Pareceria, portanto, que as duas estruturas conceituais que anteriormente davam sentido ao conceito de ideologia foram rompidas, e que o conceito deveria, consequentemente, ser eliminado. Entretanto, não acredito que essa seja uma solução satisfatória. Não podemos prescindir do conceito de desconhecimento, precisamente porque a própria afirmação de que a “identidade e homogeneidade dos agentes sociais é uma ilusão” não pode ser formulado sem introduzir a categoria de desconhecimento. A crítica da “naturalização do sentido” e a “essencialização do social” é a crítica do desconhecimento de sua verdadeira característica. Sem essa premissa, qualquer desconstrução seria sem sentido. Então, parece que podemos manter o conceito de ideologia e a categoria de desconhecimento apenas caso invertamos seu conteúdo tradicional. O ideológico não consistiria no desconhecimento de uma essência positiva, mas o exato oposto: consistiria no desconhecimento do caráter precário de qualquer positividade, na impossibilidade de qualquer sutura definitiva.
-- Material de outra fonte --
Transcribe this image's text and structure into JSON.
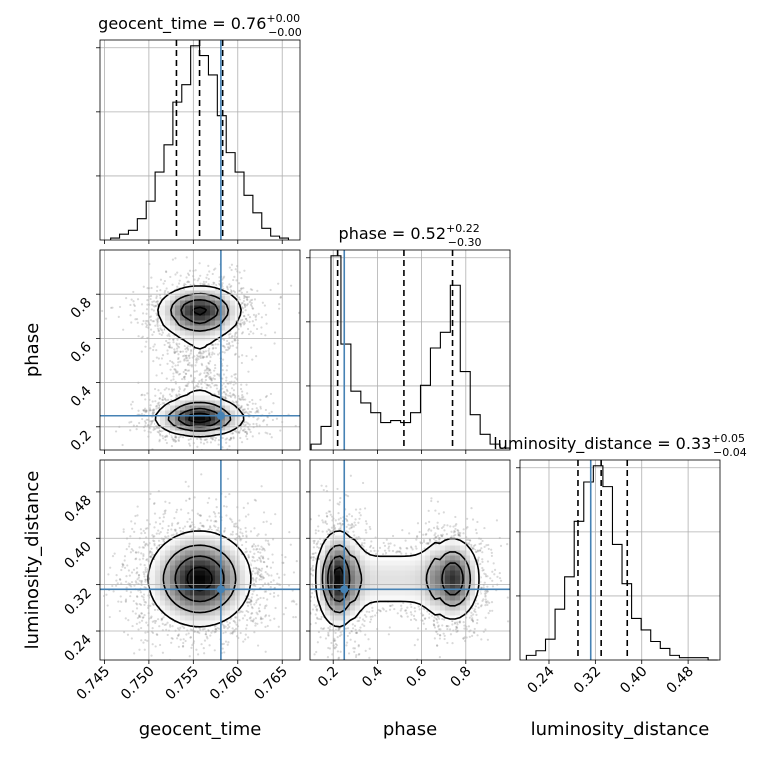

O ideológico consistiria naquelas formas discursivas pelas quais a sociedade trata de instituir-se a partir do fechamento, da fixação do sentido, do não reconhecimento do jogo infinito de diferenças. O ideológico seria a vontade de “totalidade” de todo discurso totalizante. E na medida em que o social é impossível sem certa fixação de sentido, sem o discurso de fechamento, o ideológico deve ser visto como constitutivo do social. O social só existe como tentativa vã de instituir aquele objeto impossível: a sociedade. A utopia é a essência de toda comunicação e prática social.
[i] Do latim, “sob a forma de eternidade”.